Big, non-nuclear ships burn NSFO (Naval Special Fuel Oil, which is barely refined crude oil) which heats the boilers, to make steam, to turn the turbines, to spin the propellers and the power generators. So, the striker goes down to the boiler room in the depths of the ship. Meanwhile, the Chief calls his counterpart in the boiler room, on the ship’s telephone, and tells him what’s going down. When the striker gets below, the boiler crew gives him a hard time about not bringing a container to put the steam in; then they find an old bucket, open a steam cock and blow steam into the open bucket.
The guy comes back up to CIC carrying this open bucket, which of course is empty, steam being a gas. The Chief puts his hand in, then pulls it out, with nothing in it. He gives the striker a cold stare and says, “It all leaked out, idiot; don’t you know enough to put a lid on it?”
The striker goes back below with the bucket, and a boilerman looks around, can’t find a lid, but comes back with an old pair of dungarees they’ve been using for a rag. He fills the bucket, this time with hot water that hasn’t yet boiled away, as well as steam, and he wraps the dungarees around it to “close the bucket.”

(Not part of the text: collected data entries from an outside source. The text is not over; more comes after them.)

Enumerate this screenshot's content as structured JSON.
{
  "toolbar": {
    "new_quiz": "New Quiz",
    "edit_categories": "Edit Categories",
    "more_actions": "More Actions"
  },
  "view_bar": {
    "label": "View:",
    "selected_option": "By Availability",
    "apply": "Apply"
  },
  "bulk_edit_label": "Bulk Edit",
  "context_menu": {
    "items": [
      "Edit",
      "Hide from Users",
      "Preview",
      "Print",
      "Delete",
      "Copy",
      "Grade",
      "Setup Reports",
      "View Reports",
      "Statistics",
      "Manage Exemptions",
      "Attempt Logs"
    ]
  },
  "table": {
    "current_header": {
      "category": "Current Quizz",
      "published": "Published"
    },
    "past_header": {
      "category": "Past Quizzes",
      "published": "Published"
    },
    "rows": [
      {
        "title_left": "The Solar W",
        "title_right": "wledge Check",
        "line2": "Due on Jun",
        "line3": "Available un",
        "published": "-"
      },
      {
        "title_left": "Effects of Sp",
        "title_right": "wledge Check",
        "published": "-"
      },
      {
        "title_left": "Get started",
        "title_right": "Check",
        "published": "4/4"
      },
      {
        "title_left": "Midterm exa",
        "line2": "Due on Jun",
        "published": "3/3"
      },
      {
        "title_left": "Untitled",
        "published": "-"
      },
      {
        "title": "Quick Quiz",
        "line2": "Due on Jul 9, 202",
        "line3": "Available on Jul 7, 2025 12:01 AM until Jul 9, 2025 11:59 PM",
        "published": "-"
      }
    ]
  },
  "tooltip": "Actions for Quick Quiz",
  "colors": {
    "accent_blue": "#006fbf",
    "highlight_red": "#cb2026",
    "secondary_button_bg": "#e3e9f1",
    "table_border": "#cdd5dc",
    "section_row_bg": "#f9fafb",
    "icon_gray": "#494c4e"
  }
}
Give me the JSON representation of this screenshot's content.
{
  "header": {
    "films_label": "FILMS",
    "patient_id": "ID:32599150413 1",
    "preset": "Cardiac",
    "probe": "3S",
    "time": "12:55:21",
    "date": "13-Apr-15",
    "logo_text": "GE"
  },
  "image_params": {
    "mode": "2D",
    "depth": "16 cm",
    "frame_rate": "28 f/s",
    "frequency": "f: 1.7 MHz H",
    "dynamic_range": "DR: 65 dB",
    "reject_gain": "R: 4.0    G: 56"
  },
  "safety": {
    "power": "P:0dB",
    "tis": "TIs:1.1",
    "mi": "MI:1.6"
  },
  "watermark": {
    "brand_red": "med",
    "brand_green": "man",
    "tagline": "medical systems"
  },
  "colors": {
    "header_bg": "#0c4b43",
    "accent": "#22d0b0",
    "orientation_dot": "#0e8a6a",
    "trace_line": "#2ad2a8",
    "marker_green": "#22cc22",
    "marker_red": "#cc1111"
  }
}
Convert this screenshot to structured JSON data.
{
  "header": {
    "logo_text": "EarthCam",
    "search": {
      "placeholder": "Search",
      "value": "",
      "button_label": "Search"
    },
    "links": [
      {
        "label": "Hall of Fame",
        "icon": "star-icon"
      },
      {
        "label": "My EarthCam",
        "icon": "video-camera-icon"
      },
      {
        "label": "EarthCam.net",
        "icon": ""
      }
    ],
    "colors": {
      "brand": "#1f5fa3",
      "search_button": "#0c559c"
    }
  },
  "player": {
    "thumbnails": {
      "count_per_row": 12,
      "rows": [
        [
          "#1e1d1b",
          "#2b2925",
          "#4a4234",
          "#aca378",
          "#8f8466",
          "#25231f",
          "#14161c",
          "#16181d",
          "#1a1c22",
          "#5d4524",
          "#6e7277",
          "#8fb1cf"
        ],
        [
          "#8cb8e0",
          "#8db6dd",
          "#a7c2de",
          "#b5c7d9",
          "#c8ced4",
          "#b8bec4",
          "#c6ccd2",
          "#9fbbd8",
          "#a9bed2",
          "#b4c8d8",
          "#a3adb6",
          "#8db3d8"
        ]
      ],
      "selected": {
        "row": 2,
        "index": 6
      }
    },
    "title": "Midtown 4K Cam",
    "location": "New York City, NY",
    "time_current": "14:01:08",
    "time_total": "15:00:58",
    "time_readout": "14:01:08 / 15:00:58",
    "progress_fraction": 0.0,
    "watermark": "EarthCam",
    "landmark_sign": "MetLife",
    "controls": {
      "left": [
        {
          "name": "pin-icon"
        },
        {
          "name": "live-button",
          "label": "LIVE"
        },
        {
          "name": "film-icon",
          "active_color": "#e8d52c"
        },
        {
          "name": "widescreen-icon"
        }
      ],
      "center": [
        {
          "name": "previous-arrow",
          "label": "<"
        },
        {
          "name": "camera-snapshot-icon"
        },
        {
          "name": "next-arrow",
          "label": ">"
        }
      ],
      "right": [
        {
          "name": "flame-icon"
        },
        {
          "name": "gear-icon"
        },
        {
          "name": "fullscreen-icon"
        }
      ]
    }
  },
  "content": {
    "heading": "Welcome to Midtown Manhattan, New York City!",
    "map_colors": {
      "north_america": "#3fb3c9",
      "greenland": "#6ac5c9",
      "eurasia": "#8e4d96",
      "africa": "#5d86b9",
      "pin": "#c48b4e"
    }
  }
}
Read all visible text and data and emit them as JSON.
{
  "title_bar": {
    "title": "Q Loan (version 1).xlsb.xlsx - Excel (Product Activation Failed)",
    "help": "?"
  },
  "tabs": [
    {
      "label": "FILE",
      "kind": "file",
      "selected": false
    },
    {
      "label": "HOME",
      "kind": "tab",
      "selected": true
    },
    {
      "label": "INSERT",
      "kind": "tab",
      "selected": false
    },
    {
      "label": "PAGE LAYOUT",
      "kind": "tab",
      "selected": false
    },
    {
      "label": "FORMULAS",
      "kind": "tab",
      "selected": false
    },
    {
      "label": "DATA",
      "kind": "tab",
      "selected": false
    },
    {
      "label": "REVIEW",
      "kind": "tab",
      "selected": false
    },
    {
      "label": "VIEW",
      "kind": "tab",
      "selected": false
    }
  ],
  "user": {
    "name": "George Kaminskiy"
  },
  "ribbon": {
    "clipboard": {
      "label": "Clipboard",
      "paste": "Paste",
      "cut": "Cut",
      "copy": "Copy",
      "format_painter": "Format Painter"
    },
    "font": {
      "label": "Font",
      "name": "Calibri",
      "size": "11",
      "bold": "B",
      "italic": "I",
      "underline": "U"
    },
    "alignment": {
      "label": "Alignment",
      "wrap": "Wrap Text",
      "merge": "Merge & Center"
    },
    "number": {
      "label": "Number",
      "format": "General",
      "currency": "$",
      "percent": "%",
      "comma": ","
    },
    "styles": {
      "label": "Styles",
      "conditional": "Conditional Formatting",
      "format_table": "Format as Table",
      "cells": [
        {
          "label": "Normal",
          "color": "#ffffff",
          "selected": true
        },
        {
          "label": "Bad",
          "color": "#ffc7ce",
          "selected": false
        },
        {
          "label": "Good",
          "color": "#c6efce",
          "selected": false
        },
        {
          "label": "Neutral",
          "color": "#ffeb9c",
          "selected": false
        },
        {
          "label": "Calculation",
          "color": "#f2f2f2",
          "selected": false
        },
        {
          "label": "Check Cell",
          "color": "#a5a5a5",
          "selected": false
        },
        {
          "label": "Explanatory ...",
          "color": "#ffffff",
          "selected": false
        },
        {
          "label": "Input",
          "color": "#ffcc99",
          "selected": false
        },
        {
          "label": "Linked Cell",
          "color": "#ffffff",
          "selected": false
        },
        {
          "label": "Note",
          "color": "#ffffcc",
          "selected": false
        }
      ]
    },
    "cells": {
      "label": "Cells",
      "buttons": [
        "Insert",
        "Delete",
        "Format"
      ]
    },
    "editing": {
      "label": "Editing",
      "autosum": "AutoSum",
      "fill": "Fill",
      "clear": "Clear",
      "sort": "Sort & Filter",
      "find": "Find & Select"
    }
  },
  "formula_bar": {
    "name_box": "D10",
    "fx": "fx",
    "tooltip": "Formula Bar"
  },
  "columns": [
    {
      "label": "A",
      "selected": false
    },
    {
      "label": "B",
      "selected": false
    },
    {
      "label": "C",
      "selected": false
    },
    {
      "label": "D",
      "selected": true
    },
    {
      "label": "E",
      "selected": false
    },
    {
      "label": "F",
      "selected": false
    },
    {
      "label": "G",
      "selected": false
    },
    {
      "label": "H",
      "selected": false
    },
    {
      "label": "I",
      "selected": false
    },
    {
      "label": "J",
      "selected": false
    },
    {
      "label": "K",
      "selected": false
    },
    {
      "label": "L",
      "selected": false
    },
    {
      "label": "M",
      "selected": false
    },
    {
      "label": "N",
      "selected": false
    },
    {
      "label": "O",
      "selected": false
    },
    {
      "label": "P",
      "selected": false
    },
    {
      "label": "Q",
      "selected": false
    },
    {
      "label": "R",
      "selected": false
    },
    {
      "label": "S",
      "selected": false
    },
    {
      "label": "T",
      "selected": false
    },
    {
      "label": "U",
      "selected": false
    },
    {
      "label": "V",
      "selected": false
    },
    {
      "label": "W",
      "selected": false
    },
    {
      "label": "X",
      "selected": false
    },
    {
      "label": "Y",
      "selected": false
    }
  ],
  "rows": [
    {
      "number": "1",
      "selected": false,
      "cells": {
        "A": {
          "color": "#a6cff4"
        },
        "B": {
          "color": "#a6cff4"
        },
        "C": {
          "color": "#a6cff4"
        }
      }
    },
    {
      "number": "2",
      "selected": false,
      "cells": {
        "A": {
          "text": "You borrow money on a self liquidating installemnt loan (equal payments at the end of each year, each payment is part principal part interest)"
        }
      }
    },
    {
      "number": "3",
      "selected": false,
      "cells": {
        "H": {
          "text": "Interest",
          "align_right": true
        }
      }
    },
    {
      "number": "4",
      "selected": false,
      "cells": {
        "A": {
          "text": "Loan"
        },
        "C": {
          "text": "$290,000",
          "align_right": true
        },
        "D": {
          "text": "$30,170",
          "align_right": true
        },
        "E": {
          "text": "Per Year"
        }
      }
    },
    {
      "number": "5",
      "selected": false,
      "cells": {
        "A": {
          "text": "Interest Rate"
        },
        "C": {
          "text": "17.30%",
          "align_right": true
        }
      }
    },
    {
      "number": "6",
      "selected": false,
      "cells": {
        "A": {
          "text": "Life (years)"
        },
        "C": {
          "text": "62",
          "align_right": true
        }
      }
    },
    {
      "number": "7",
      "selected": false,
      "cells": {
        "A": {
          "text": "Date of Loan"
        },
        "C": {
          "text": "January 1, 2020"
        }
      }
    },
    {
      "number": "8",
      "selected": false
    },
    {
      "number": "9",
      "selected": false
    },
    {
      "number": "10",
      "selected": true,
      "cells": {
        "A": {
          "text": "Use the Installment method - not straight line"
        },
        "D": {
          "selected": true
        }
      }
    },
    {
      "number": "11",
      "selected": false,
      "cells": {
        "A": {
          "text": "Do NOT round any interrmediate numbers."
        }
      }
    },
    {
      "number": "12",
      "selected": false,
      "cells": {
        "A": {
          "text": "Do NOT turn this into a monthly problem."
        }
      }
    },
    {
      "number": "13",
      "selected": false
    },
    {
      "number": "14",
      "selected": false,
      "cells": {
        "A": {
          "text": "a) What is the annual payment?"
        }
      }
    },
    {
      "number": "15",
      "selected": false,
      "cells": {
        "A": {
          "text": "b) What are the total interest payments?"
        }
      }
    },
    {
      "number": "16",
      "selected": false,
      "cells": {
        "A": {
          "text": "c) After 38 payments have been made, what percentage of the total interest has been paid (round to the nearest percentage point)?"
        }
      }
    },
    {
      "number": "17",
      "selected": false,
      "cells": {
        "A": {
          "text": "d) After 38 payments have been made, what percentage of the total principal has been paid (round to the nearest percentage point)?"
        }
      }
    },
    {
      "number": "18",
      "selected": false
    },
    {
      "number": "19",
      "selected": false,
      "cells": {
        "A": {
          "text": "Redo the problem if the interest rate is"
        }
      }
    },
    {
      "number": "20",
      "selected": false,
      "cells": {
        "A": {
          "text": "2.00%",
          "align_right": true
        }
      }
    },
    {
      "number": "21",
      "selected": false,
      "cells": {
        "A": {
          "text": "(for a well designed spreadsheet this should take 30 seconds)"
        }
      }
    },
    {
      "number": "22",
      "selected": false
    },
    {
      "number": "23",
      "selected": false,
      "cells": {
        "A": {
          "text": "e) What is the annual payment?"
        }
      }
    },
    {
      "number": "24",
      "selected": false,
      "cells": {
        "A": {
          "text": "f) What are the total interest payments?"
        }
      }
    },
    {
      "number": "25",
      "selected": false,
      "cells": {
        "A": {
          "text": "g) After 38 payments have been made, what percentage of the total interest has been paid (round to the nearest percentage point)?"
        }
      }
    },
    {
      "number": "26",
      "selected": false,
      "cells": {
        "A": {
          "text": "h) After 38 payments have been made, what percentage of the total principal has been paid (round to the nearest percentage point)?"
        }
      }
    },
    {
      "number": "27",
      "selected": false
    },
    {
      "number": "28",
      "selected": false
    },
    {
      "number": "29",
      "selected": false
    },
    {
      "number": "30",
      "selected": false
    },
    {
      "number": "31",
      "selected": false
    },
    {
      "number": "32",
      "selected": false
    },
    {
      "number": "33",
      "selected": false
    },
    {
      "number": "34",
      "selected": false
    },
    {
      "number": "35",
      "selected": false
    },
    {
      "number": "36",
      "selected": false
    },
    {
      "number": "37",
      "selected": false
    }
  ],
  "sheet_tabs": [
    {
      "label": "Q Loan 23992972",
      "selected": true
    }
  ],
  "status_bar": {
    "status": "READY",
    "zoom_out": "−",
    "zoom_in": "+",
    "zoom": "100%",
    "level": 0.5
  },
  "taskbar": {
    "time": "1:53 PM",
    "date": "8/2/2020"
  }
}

The guy comes back up to CIC, where the Chief takes the bucket, carefully peeks under the wrapping, then peels it off and thrusts the bucket back to the striker. Poking his fingers into the now warm water and rubbing them together under his nose. “That’s DEAD steam! Finish the job the way you were doing it, and we’ll find someone with a brain to do the steam cleaning next time.”
True story, the way things were when I was Navy.